We did it through communicating when the one robot was clear of the others work space since they used some of the same workspace, one robot placed a part in a fixture, the next robot picked it up. To do this we utilized some modbus registers since you can connect the two robots together over modbus, one robot can become the master, the other the slave basically. We were then passing clear signals between the two or synchronizing signals.

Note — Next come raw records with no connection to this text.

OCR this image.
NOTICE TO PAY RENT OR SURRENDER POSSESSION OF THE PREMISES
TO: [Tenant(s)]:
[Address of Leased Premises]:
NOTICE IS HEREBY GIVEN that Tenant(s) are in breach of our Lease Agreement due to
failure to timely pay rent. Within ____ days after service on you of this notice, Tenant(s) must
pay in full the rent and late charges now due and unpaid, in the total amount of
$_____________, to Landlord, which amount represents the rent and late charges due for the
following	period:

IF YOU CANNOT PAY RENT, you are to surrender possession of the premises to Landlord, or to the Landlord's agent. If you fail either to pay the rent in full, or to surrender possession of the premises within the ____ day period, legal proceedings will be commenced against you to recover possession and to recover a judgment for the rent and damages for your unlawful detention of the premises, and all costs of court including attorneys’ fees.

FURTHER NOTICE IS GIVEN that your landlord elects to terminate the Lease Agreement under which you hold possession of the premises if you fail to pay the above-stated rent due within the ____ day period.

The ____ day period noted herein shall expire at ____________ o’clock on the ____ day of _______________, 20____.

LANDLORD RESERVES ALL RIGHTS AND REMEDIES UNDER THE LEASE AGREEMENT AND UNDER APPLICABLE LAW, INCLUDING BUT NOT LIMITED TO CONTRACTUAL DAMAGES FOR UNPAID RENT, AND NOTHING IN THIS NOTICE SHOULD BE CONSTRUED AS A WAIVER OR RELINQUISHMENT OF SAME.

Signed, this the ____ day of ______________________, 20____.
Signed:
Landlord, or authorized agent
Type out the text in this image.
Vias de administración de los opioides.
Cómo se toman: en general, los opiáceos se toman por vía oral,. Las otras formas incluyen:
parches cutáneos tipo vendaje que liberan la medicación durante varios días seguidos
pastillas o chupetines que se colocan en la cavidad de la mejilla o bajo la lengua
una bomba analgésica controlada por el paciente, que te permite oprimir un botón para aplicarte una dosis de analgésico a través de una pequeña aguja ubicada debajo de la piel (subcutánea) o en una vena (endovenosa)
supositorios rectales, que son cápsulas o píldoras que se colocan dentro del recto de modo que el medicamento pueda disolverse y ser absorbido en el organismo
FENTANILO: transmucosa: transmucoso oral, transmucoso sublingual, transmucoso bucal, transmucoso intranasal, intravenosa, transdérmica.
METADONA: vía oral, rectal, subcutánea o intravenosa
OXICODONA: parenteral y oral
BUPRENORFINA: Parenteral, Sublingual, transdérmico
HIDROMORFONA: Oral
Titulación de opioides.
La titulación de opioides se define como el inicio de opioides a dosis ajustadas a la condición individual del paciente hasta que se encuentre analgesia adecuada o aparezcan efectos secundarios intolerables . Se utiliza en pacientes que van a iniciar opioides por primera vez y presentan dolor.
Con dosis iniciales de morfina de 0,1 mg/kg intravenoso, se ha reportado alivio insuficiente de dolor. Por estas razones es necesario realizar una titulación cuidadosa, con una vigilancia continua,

In this once the parts have been distributed by the robot on the right side of the screen the two robots would each have their own part but they need to be placed into the fixture at the same time (sorry, some imagination is needed in this video). So once they start the weld sequence we then began synchronizing the movements, the robot on the right would tell the robot on the left when to move, the robot on the left would then confirm back to the robot on the right when the motion was complete, so something like this....
Right Robot
set_modbus_register(LHRobot-1, 1) #This is a modbus register on the left hand robot
movej(xxxxx) #Make some Move
wait modbus_register(RHRobot, 1) # This is a modbus register on the right hand robot that the left hand will set
set_modbus_register(RHRobot-1,0) # clear the local register for the next move sequence
Left Robot
wait modbus_register(LHRobot-1, 1) # Wait for the RH robot to tell me to move
set_modbus_register(LHRobot-1,0). # clear the local register for the next move sequence
movej(xxxxx). #Do some move
set_modbus_register(RHRobot-1, 1) #Tell the RH Robot that my move is complete
Hi pros, we have a project where we would need two UR robots to work in the same work space. We need two UR because of cycle time.
I have seen in the past the following software from Energid for collision avoidance. However this seems to use an external vision system to do the job. How do you guys manage two robots working in the same workspace and avoid collisions? My first guess would be to use the safety planes with some IO exchanges between the two robots and therefore build our own collision avoidance within the logic of the program itself. How are you guys doing it?